Poker is a right bitch. One moment it’s giving you a cuddle, and telling you that it loves you, and the next moment it’s banging your best friend. Griffin Benger knows how fickle poker love is. When Flush_Entity decided to take his online roadshow into the brick and mortar world, it took a few years for the adjustment to kick in, but this year…kick in it has.
In March, Benger took his first title when he bested a field of 104-runners to win a £1,000 No-Limit Hold’em Turbo at EPT London for $50,096, before taking down the €10,000 NLHE High Roller Re-Entry at EPT Berlin for €429,000.
That sweet victory for Benger made sure he arrived at the WSOP with form and confidence on his side. A 16th place finish in Event #2: $5,000 NLHE 8-Handed was a great start, but with just 14-players remaining in Event #40: $1,500 NLHE Benger was strolling towards the final table when disaster struck.
There were only two of them with over a million in chips. Benger was one of them and the other player Peter Hengsakul had the Canadian covered. Richard Dubini opened the action to 44,000 from first position and Hengsakul open shoved for 1.2 million. Benger looked down to see pocket aces and snap-called and Hengsakul showed pocket kings. 25% of the chips were about to find a new home in front of the red-hot Canadian when the king of clubs hit the river to produce an expletive or two from Benger.
Like I said…poker is a bitch.
“It’s just one of those things. The typical horror story with aces versus kings. I never finish worse that top three in the tournament after that. But I was fortunate to be there, fortunate to have the opportunity to play and I’m just grateful to have all of these opportunities in my life.” Said a reflecting Benger.
The limelight always shines brightest on the online starlets that decide to venture into the real world. Chris Moorman experienced it and Benger is going through the same experience now. That’s why the High Roller victory at Berlin was so important for the Canadian. It got that monkey off his back nice and early.
“That win in Berlin was huge. It was the culmination of all of my hard work. It’s very difficult to actuate your variance in live tournaments, but to win one in such a big tournament – and on my birthday as well – it was a really proud moment for me and my friends.”
So if Benger had a choice would he prefer to play live or online?
“I much prefer playing online on a Sunday say. If it was a toss up between playing online or playing in a 10-handed $1,000 then it would be online all day long. Playing the four-max last year was so much fun though, so I prefer live poker when it comes to the fun side of things, especially when you go deep.”

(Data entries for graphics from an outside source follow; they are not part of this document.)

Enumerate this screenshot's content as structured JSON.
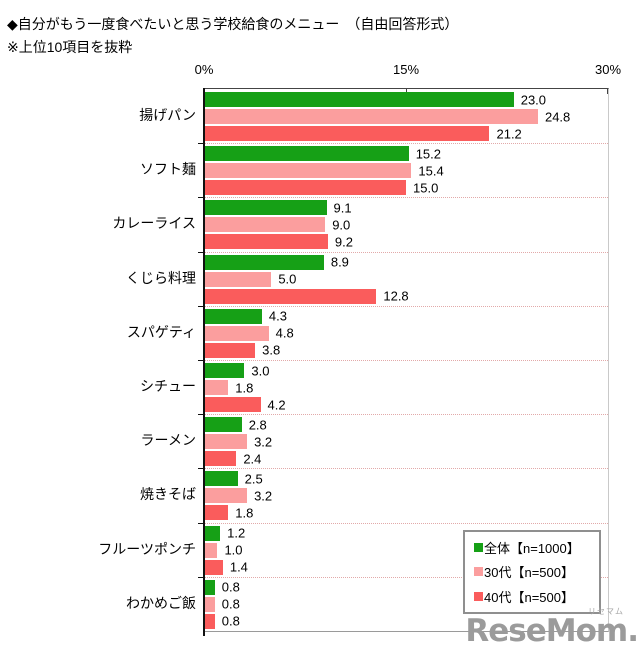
{
  "title": "◆自分がもう一度食べたいと思う学校給食のメニュー　（自由回答形式）",
  "subtitle": "※上位10項目を抜粋",
  "watermark": {
    "text": "ReseMom.",
    "ruby": "リセマム"
  },
  "chart_data": {
    "type": "bar",
    "orientation": "horizontal",
    "title": "自分がもう一度食べたいと思う学校給食のメニュー（自由回答形式）上位10項目",
    "categories": [
      "揚げパン",
      "ソフト麺",
      "カレーライス",
      "くじら料理",
      "スパゲティ",
      "シチュー",
      "ラーメン",
      "焼きそば",
      "フルーツポンチ",
      "わかめご飯"
    ],
    "series": [
      {
        "name": "全体【n=1000】",
        "color": "#16A016",
        "values": [
          23.0,
          15.2,
          9.1,
          8.9,
          4.3,
          3.0,
          2.8,
          2.5,
          1.2,
          0.8
        ]
      },
      {
        "name": "30代【n=500】",
        "color": "#FB9E9E",
        "values": [
          24.8,
          15.4,
          9.0,
          5.0,
          4.8,
          1.8,
          3.2,
          3.2,
          1.0,
          0.8
        ]
      },
      {
        "name": "40代【n=500】",
        "color": "#FA5C5C",
        "values": [
          21.2,
          15.0,
          9.2,
          12.8,
          3.8,
          4.2,
          2.4,
          1.8,
          1.4,
          0.8
        ]
      }
    ],
    "xlim": [
      0,
      30
    ],
    "x_ticks": [
      {
        "label": "0%",
        "value": 0
      },
      {
        "label": "15%",
        "value": 15
      },
      {
        "label": "30%",
        "value": 30
      }
    ],
    "value_labels": "shown, one decimal",
    "grid": "dotted row separators",
    "legend_position": "bottom-right"
  }
}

Benger comes from a long line of poker players who used to make a living through professional gaming. Counter Strike was the game of choice for Benger, but just like Elky said when I was interviewing him the other day, it’s difficult to keep the two disciplines motoring along at the same time.
“I am completely disconnected from the gaming community because I am so invested in the poker community. In a game like Counter Strike there is always some 17-year old kid who is playing so may more hours than you. When you are here it can sometimes feel like a job, and a grind…but most of the time it’s so much fun. I am a very lucky guy to be able to do what I do.”
He may be disconnected from the gaming community but he is 100% plugged into the poker community. He is bubbly, infectious and obviously very good at what he does. Whether it’s online, or live, I think we are going to be seeing the name of Griffin Benger at the top of the chip stacks for a very long time.